4

I am trying to create a new table with the existing table using Hive query.
While creating a new table I want to add a new column and insert current timestamp for all the rows. For example:

Exiting table:

|user_id|user_name|user_address|
|1001   |userName |address     |


New table:

|user_id|user_name|user_address|creation_date|
|1001   |userName |address     | 123421342134|

I am trying to execute this query using JDBCTemplate.

What I have tried:

Create table newTable Select * from existingtable;

But that would copy create new table with old values, I want to add new column and insert values during the table creation.



Please help.

leftjoin
  • 36,950
  • 8
  • 57
  • 116
mayank bisht
  • 618
  • 3
  • 14
  • 43

3 Answers3

5

You can add new column like this:

create table newTable AS
select s.*, unix_timestamp(current_timestamp) as creation_date 
  from existingtable s;
leftjoin
  • 36,950
  • 8
  • 57
  • 116
  • Thanks for the answer, getting an exception: failed: ParseException, cannot recognize input near 'select' 'unix_timestamp'. – mayank bisht May 21 '20 at 08:41
  • @mayankbisht fixed! it was extra `select` – leftjoin May 21 '20 at 09:03
  • Yes, now the query is working fine, but I could see all the same value inside creation_Date.
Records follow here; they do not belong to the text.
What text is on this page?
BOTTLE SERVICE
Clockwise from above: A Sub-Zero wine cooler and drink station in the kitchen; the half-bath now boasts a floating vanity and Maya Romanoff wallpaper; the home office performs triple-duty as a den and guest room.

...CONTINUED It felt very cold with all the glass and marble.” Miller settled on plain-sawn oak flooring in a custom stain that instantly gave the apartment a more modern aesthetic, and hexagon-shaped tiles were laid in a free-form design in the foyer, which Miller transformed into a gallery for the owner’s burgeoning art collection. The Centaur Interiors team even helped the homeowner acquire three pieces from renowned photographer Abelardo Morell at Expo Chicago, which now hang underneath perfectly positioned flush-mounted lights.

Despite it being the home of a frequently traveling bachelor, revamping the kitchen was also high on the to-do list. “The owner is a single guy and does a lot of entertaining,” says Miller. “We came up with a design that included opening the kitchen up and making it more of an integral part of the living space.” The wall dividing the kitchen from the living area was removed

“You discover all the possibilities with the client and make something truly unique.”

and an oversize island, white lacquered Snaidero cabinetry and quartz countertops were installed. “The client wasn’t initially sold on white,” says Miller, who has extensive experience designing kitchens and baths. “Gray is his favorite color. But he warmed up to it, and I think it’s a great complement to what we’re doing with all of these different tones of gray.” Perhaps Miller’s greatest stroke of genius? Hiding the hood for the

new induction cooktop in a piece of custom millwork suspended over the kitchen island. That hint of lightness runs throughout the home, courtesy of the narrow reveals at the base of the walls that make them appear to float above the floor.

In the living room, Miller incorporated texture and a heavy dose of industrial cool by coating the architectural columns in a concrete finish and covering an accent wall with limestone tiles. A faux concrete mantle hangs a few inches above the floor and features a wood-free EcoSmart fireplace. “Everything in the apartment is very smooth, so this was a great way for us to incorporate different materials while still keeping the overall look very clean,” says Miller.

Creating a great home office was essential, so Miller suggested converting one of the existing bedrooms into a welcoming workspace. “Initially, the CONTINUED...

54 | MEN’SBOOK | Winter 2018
I am looking for an identity kind of value.I have to sort using that column. – mayank bisht May 21 '20 at 09:09
  • @mayankbisht Identity is another complex subject. unix_timestamp() without arguments will give you different timestamps but they are not unique, it will be executed in different containers in parallel and will generate sometimes the same. If you want absolutely unique identifier - then use UUID https://stackoverflow.com/a/42314282/2700344 - it works good in distributed environment. – leftjoin May 21 '20 at 09:33
  • @mayankbisht If you want it sortable - comparable like bigint ID or timestamp then it is not easy to generate such id for big dataset. For example you can use `row_number over()` to generate unique ID, but it will run SLOW in SINGLE reducer container – leftjoin May 21 '20 at 09:33
  • @mayankbisht read this: https://stackoverflow.com/a/55105514/2700344. If you on Hive 3.0 you can use surrogate_key function. – leftjoin May 21 '20 at 09:38
  • Let us [continue this discussion in chat](https://chat.stackoverflow.com/rooms/214327/discussion-between-mayank-bisht-and-leftjoin). – mayank bisht May 21 '20 at 10:17
0

You can run a hive one-shot command for just one hive execution.
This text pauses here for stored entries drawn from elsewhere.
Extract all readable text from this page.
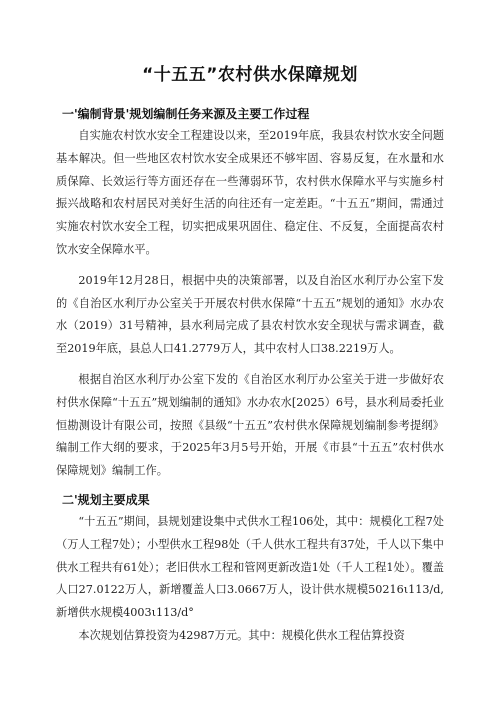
“十五五”农村供水保障规划
一'编制背景'规划编制任务来源及主要工作过程

自实施农村饮水安全工程建设以来，至2019年底，我县农村饮水安全问题基本解决。但一些地区农村饮水安全成果还不够牢固、容易反复，在水量和水质保障、长效运行等方面还存在一些薄弱环节，农村供水保障水平与实施乡村振兴战略和农村居民对美好生活的向往还有一定差距。“十五五”期间，需通过实施农村饮水安全工程，切实把成果巩固住、稳定住、不反复，全面提高农村饮水安全保障水平。

2019年12月28日，根据中央的决策部署，以及自治区水利厅办公室下发的《自治区水利厅办公室关于开展农村供水保障“十五五”规划的通知》水办农水（2019）31号精神，县水利局完成了县农村饮水安全现状与需求调查，截至2019年底，县总人口41.2779万人，其中农村人口38.2219万人。

根据自治区水利厅办公室下发的《自治区水利厅办公室关于进一步做好农村供水保障“十五五”规划编制的通知》水办农水[2025）6号，县水利局委托业恒勘测设计有限公司，按照《县级“十五五”农村供水保障规划编制参考提纲》编制工作大纲的要求，于2025年3月5号开始，开展《市县“十五五”农村供水保障规划》编制工作。

二'规划主要成果

“十五五”期间，县规划建设集中式供水工程106处，其中：规模化工程7处（万人工程7处）；小型供水工程98处（千人供水工程共有37处，千人以下集中供水工程共有61处）；老旧供水工程和管网更新改造1处（千人工程1处）。覆盖人口27.0122万人，新增覆盖人口3.0667万人，设计供水规模50216ι113∕d,新增供水规模4003ι113∕d°

本次规划估算投资为42987万元。其中：规模化供水工程估算投资
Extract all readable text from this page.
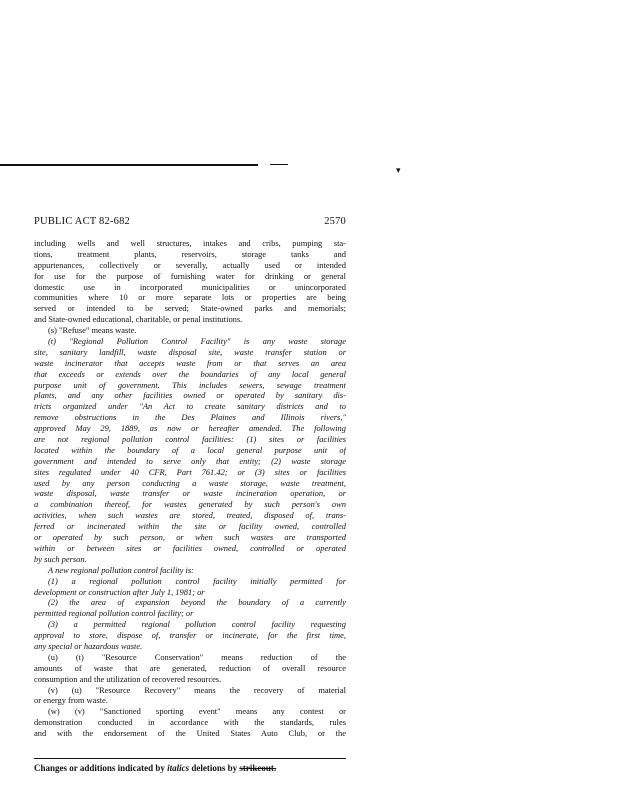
▾
PUBLIC ACT 82-682	2570
including wells and well structures, intakes and cribs, pumping sta-
tions, treatment plants, reservoirs, storage tanks and
appurtenances, collectively or severally, actually used or intended
for use for the purpose of furnishing water for drinking or general
domestic use in incorporated municipalities or unincorporated
communities where 10 or more separate lots or properties are being
served or intended to be served; State-owned parks and memorials;
and State-owned educational, charitable, or penal institutions.
(s) "Refuse" means waste.
(t) "Regional Pollution Control Facility" is any waste storage
site, sanitary landfill, waste disposal site, waste transfer station or
waste incinerator that accepts waste from or that serves an area
that exceeds or extends over the boundaries of any local general
purpose unit of government. This includes sewers, sewage treatment
plants, and any other facilities owned or operated by sanitary dis-
tricts organized under "An Act to create sanitary districts and to
remove obstructions in the Des Plaines and Illinois rivers,"
approved May 29, 1889, as now or hereafter amended. The following
are not regional pollution control facilities: (1) sites or facilities
located within the boundary of a local general purpose unit of
government and intended to serve only that entity; (2) waste storage
sites regulated under 40 CFR, Part 761.42; or (3) sites or facilities
used by any person conducting a waste storage, waste treatment,
waste disposal, waste transfer or waste incineration operation, or
a combination thereof, for wastes generated by such person's own
activities, when such wastes are stored, treated, disposed of, trans-
ferred or incinerated within the site or facility owned, controlled
or operated by such person, or when such wastes are transported
within or between sites or facilities owned, controlled or operated
by such person.
A new regional pollution control facility is:
(1) a regional pollution control facility initially permitted for
development or construction after July 1, 1981; or
(2) the area of expansion beyond the boundary of a currently
permitted regional pollution control facility; or
(3) a permitted regional pollution control facility requesting
approval to store, dispose of, transfer or incinerate, for the first time,
any special or hazardous waste.
(u) (t) "Resource Conservation" means reduction of the
amounts of waste that are generated, reduction of overall resource
consumption and the utilization of recovered resources.
(v) (u) "Resource Recovery" means the recovery of material
or energy from waste.
(w) (v) "Sanctioned sporting event" means any contest or
demonstration conducted in accordance with the standards, rules
and with the endorsement of the United States Auto Club, or the
Changes or additions indicated by italics deletions by strikeout.
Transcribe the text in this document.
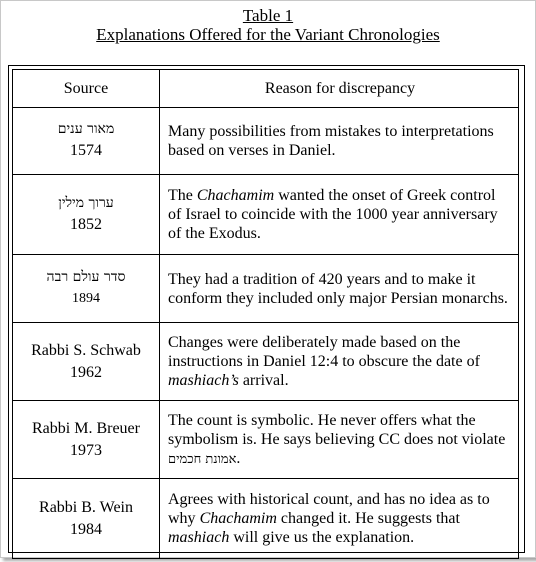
Table 1
Explanations Offered for the Variant Chronologies
Source	Reason for discrepancy

מאור ענים
1574	Many possibilities from mistakes to interpretations based on verses in Daniel.

ערוך מילין
1852	The Chachamim wanted the onset of Greek control of Israel to coincide with the 1000 year anniversary of the Exodus.

סדר עולם רבה
1894	They had a tradition of 420 years and to make it conform they included only major Persian monarchs.

Rabbi S. Schwab
1962	Changes were deliberately made based on the instructions in Daniel 12:4 to obscure the date of mashiach’s arrival.

Rabbi M. Breuer
1973	The count is symbolic. He never offers what the symbolism is. He says believing CC does not violate אמונת חכמים.

Rabbi B. Wein
1984	Agrees with historical count, and has no idea as to why Chachamim changed it. He suggests that mashiach will give us the explanation.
This utility is really helpful when you need to run more than just one query execution or to run bigger queries that take a long time execution.

  • create a myquery.hql file with all the queries delimited by ; and then run from hdfs nohup hive -f /myquery.hql

You can keep looking at the console by accessing the nohup.out file:

tail -f nohup.out

Kenry Sanchez
  • 1,703
  • 2
  • 18
  • 24
0

If you need a new table defined with exactly the same structure as an existing table, then Hive make it very easy to create the new table. This is called cloning a table, and it’s done using the LIKE clause. The new table will have the same column definitions and other properties as the existing table, but no data. The syntax is

CREATE TABLE new_table_name LIKE existing_table_name;

CREATE TABLE jobs_archived LIKE jobs;

It is possible to specify a few of the table properties for the new table by including the appropriate clauses in the CREATE TABLE … LIKE statement. For example LOCATION and STORED AS clauses can be used. If you need to change other properties, use ALTER TABLE after creating the table to set those properties.

Afterwards, if you need add more columns you can use ALTER TABLE statement.

You can add one or more columns to the end of the column list using ADD COLUMNS, The general syntax is

ALTER TABLE tablename ADD COLUMNS (col1 TYPE1,col2 TYPE2,… );

ALTER TABLE employees ADD COLUMNS (bonus INT);

You can wrap this sentences in your JDBC statements.

I hope this helps.

Chema
  • 2,748
  • 2
  • 13
  • 24